封建的な女性の典型という感じで「朱美さんは良いわね」と羨ましがる事はあっても、とても朱美の真似などは出来ません。
幸せを掴み取ったのは、どっちか?
朱美は、子供の籍を入れる為に一平の弟である良太(上原謙)に会いに行きます。
ところが良太の話によると、赤ん坊は入籍しても弟・良太の私生児になってしまうのだと言います。
戦前の法律では、そうだったのでしょうか?
朱美の子供を私生児にしない為には、弟と形式上の結婚をして、後で解消するしか手段はありません。
結局二人は形式上の結婚をし、通い婚みたいな生活を送る事になります。
そして良太は次第に朱美が好きになり、本当の結婚に発展していくのです。
ここがこの映画の一番奇妙なところですが、ちょっと良太のキャラが非現実的な気がします。
ともあれ朱美は良太の事も気に入ってしまい、父親とも和解を遂げ、良太の母親の気持ちまで折れさせてしまいます。

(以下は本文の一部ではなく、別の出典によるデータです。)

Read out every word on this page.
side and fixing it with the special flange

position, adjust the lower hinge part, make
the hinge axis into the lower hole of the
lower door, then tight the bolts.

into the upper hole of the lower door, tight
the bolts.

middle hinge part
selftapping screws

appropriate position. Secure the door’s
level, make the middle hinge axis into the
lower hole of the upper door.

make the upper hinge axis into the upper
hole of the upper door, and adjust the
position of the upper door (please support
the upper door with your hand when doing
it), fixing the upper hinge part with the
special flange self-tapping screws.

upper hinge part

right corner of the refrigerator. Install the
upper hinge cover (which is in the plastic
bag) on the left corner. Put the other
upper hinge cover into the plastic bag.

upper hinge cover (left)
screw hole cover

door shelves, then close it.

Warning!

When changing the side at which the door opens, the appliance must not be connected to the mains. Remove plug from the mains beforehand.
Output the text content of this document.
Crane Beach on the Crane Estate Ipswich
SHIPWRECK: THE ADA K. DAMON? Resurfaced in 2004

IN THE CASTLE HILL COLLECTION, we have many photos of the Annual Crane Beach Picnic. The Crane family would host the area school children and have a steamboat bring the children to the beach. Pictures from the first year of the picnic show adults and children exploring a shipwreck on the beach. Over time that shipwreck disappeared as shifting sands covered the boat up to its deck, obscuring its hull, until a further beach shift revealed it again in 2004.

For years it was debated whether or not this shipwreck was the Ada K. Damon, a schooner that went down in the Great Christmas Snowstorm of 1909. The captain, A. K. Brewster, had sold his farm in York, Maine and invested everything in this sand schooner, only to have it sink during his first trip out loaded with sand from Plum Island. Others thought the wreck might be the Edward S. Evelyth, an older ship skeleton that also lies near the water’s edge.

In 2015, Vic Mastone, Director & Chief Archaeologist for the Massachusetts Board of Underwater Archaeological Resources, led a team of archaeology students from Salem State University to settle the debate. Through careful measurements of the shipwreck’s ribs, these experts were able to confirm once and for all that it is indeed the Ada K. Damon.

でも これほどの信念や行動力があれば、それも不可能ではない気がします。
一方歌子は、どうしても子爵の女婿になりたい例の外交官に結婚を迫られ、とうとう承諾してしまいます。
野上がその後帰国して、どうやら成功している様子が映し出される事で、いっそう歌子の弱さゆえの敗北が強調されています。
1936年公開
「新道」が作られた1936年という時代は、歴史の出来事で捉えると二・二六事件があった年などという事しか分かりません。
この頃の女性の価値観がどんなものだったかという事は、今となってはもう分かりません。
だから、こんな時代の映画が残っているというだけでも相当に興味深いものがあります。
以前は私も、日本の近代化はあたかも「戦後アメリカから民主主義がもたらされた事によって成立した」という認識でした。
でも、こんな進歩的な女性が戦前の流行映画で描かれているのを見て、戦前の時点で相当に近代化が進んでいた事を知りました。
日本の古い映画には、けっこう今見ても優れた作品が数多く存在する事には驚かされます。
ただ やはり現存する数としては相当少ないようで、残念でなりません。